1. First model: [a single hidden layer](notebooks/1_single_hidden_layer.ipynb)
- A very simple neural network (NN).
2. Second model: [convolutions](notebooks/2_convolutions.ipynb)
- Convolutional neural network (CNN) with data augmentation, learning rate decay and dropout.
3. Third model: [training specialists](notebooks/3_training_specialists.ipynb)

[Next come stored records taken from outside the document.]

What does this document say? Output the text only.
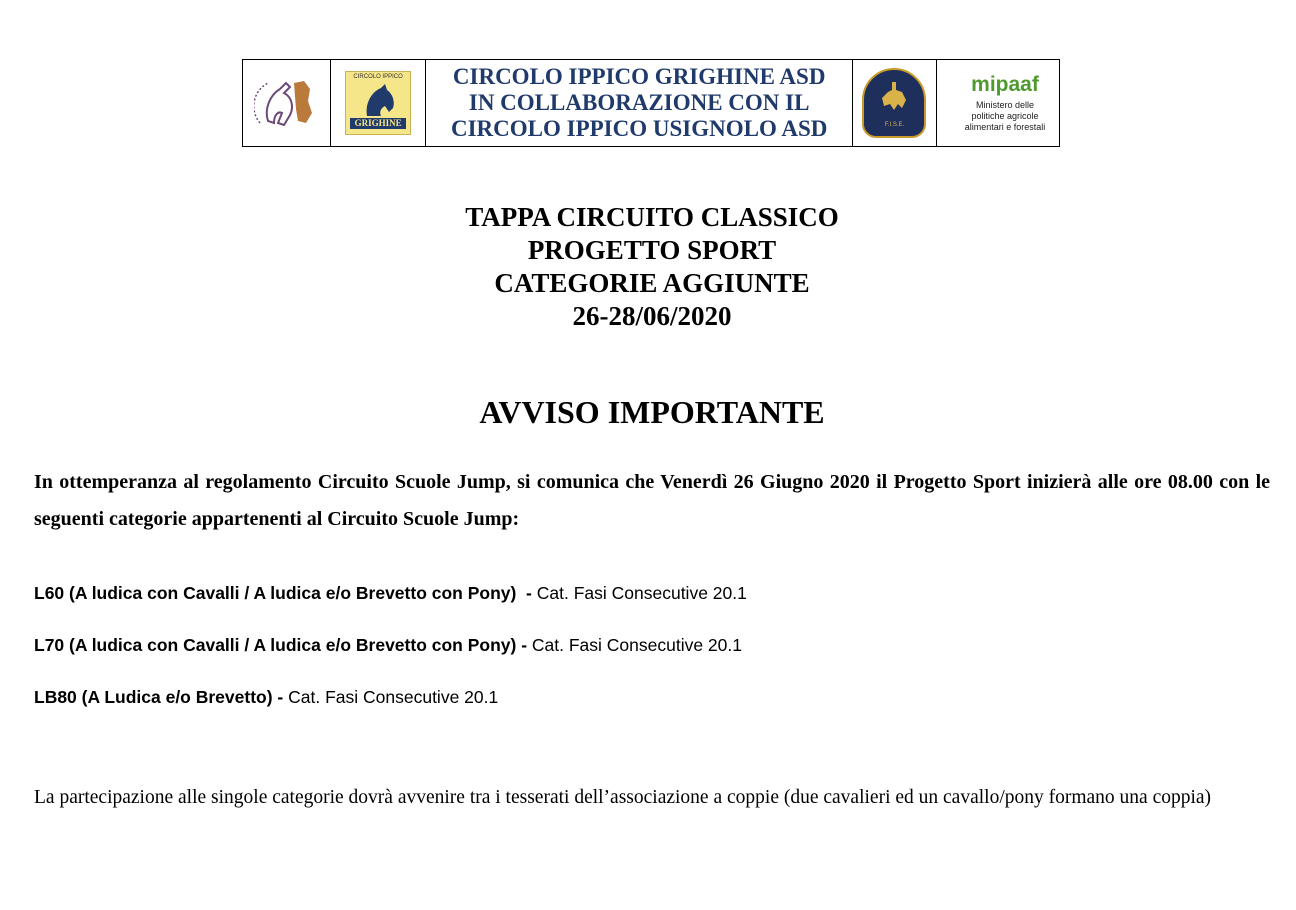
CIRCOLO IPPICO
GRIGHINE

CIRCOLO IPPICO GRIGHINE ASD
IN COLLABORAZIONE CON IL
CIRCOLO IPPICO USIGNOLO ASD	F.I.S.E.

mipaaf
Ministero delle
politiche agricole
alimentari e forestali
TAPPA CIRCUITO CLASSICO
PROGETTO SPORT
CATEGORIE AGGIUNTE
26-28/06/2020
AVVISO IMPORTANTE
In ottemperanza al regolamento Circuito Scuole Jump, si comunica che Venerdì 26 Giugno 2020 il Progetto Sport inizierà alle ore 08.00 con le seguenti categorie appartenenti al Circuito Scuole Jump:
L60 (A ludica con Cavalli / A ludica e/o Brevetto con Pony)  - Cat. Fasi Consecutive 20.1
L70 (A ludica con Cavalli / A ludica e/o Brevetto con Pony) - Cat. Fasi Consecutive 20.1
LB80 (A Ludica e/o Brevetto) - Cat. Fasi Consecutive 20.1
La partecipazione alle singole categorie dovrà avvenire tra i tesserati dell’associazione a coppie (due cavalieri ed un cavallo/pony formano una coppia)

- A pipeline of specialist CNNs with early stopping and supervised pre-training.
4. Fourth model:
- ResNet-50 architecture and large scale training with methods from cutting-edge research such as [1cycle policy](https://sgugger.github.io/the-1cycle-policy.html), super convergence, weight decay, batch normalization, dropout and data transformation.
## Results
Ranking on Leaderboard among 175 teams.
| Team Member | Private Score | Public Score | Best Model |
| ------------- | -------------------- | -------------------- | ---------- |
| Cedric | 1.96686 (26th place) | 2.15043 (16th place) | #3 |
We think that there is a lot of room for improving our leaderboard score as we are still trying out new ideas and developing new techniques from it for our fourth and final model.